Sofia’s dad, a former merchant marine, taught her the art of storytelling and folk songs on the guitar he traveled the world with. Throughout her twenties, Sofia also traveled extensively, across the United States and those journeys inform these songs. She has already released a single, one of the few real pop sounding tracks, “Make You Love Me Too,” a tale of infatuation written for the feature-length film Goodland. “That Girl is a Rainbow,” with its hand claps and bouncy beat is a perfect singalong car song, talking about genuinely good people that are easily taken for granted.
She eases in with a lush string arrangement behind the relaxed straight forward love song “Slowing Down” in a whispering, sultry voice. The mid-tempo, melodic “Wasted Time” speaks to life on the road and adapting to constant change. “I’ve got wounds and I’ve got scars” opens “Battlewounds,” ending with “Go easy on me/I’ll try my best to go easy on you.” It’s her way of saying we’ve all had struggles and we can all find unity in common suffering.
Sofia certainly seems attached to the word “blue,” which can be found in no less than three titles. “Blue Lights” is another song about life on the road while “Tangerine and Blue” and “Blue Jeans and Blue Eyes” speak to fleeting and enduring romantic situations, finding surprise in each. Another prominent word is “dream” found in both titles and in several lyrics. Dark chords and a haunting sitar imbue “It Was Only a Dream,” creating a desert-like dramatic effect against which Sofia delivers perhaps her best vocal. The bluegrass-infused “Adirondack Dreams” is a paean to her home. It may well become her signature song, about the people the landscape that have shaped her.
The spare acoustic “Winter Prayer,” as she sings with an intimate whisper, is a tribute to loved ones who can still show up on occasion long after their passing. The most surprising tune is “Looking for America,” with its lyrics that speak to today’s political climate, with a ‘70s sound, underpinned by a cello and strings that give it a dark overtone. She ends the album appropriately with an upbeat song about positivity, “Keep Moving On,” at times almost shouting emphatically, a true indication of lessons learned.

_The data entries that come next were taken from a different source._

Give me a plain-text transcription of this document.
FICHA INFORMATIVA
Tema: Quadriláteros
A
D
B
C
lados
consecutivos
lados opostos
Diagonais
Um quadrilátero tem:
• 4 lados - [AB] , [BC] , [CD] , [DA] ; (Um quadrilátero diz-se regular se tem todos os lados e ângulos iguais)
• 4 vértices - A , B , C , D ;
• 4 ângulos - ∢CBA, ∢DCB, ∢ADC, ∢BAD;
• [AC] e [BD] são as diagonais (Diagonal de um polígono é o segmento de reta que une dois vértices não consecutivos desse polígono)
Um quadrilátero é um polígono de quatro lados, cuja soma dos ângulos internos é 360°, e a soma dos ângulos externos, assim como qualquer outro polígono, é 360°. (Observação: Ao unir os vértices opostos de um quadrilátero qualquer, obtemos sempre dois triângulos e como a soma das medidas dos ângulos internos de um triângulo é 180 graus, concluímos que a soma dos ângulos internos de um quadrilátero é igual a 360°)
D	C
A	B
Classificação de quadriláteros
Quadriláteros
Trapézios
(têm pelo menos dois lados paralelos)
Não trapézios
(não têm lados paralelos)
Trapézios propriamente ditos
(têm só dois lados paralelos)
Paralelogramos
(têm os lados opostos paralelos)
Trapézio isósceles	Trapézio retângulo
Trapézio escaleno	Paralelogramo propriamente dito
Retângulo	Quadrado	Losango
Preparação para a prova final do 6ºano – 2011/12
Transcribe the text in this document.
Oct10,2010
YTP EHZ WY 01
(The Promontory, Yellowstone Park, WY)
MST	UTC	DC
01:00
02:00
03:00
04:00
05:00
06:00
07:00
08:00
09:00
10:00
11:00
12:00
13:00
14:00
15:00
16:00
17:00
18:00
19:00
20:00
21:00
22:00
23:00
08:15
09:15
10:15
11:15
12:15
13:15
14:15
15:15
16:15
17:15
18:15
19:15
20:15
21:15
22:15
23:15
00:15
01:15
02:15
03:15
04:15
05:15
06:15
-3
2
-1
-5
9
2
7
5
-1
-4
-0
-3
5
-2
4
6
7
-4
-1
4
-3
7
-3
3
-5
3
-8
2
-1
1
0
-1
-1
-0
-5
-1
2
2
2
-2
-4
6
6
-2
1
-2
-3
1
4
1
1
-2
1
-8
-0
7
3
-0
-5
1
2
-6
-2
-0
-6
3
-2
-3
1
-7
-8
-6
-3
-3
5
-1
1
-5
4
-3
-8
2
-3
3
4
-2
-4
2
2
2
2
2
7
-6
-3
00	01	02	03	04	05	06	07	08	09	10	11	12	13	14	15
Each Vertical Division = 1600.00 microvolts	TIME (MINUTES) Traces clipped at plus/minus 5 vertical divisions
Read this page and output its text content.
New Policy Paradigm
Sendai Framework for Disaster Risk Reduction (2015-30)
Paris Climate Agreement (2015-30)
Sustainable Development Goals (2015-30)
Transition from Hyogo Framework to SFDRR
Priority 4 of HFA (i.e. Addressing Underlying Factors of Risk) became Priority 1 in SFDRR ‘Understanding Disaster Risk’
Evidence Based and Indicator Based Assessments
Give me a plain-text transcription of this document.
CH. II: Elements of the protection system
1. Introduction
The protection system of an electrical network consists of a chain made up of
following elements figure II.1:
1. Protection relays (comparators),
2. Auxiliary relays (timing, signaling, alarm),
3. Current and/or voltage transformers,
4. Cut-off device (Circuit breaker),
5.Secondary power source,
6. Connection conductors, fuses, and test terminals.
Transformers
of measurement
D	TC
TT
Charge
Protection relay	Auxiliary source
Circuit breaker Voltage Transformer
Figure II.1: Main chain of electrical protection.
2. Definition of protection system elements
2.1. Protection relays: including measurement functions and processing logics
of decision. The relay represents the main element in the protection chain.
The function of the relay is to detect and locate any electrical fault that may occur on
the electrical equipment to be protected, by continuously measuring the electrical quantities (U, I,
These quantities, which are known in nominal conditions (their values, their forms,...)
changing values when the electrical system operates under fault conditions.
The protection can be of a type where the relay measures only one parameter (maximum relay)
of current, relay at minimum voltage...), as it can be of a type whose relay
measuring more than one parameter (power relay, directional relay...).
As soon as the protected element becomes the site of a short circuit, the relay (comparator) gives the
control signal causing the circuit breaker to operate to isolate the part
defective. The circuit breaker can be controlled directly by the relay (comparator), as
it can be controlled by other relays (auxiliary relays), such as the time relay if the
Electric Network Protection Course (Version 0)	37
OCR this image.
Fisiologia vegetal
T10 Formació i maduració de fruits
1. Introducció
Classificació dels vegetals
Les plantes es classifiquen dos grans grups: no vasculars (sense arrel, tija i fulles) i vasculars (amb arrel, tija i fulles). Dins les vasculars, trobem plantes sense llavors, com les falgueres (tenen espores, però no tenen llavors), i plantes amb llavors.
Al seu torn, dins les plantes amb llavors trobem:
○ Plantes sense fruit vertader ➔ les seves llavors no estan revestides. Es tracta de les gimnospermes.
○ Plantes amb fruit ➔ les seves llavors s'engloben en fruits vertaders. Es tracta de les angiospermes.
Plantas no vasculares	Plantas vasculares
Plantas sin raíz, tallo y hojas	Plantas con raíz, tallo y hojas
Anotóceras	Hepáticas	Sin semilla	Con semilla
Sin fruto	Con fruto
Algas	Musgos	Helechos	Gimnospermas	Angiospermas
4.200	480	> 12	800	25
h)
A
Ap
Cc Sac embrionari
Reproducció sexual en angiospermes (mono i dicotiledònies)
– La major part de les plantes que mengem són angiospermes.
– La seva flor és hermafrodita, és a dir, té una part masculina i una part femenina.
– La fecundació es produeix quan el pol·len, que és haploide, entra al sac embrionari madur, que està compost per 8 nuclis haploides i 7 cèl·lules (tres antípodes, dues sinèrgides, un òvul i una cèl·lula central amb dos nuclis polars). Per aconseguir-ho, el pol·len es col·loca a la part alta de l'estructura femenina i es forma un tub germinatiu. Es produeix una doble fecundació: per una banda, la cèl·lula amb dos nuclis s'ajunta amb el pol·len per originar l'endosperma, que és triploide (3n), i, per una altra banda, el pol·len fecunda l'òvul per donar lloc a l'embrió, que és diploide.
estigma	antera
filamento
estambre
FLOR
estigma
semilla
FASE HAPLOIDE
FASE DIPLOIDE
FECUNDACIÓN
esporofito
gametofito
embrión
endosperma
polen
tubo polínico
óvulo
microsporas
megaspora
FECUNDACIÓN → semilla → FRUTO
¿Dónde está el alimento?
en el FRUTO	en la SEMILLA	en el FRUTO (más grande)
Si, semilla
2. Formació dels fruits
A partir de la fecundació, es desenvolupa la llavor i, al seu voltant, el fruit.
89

Although there are a few places where the album is a bit overproduced, the variety and unpredictability of the tunes keeps it moving nicely. And, there are plenty of other moments when the music is appropriately spare, accenting her clear, intimate delivery. The five year hiatus between albums reveals a more mature Sofia in terms of lyrics and further honing of what some have termed the “21st-century reincarnation of the Laurel Canyon folk-rock sound.” Hopefully we don’t have to wait another five years for the next one.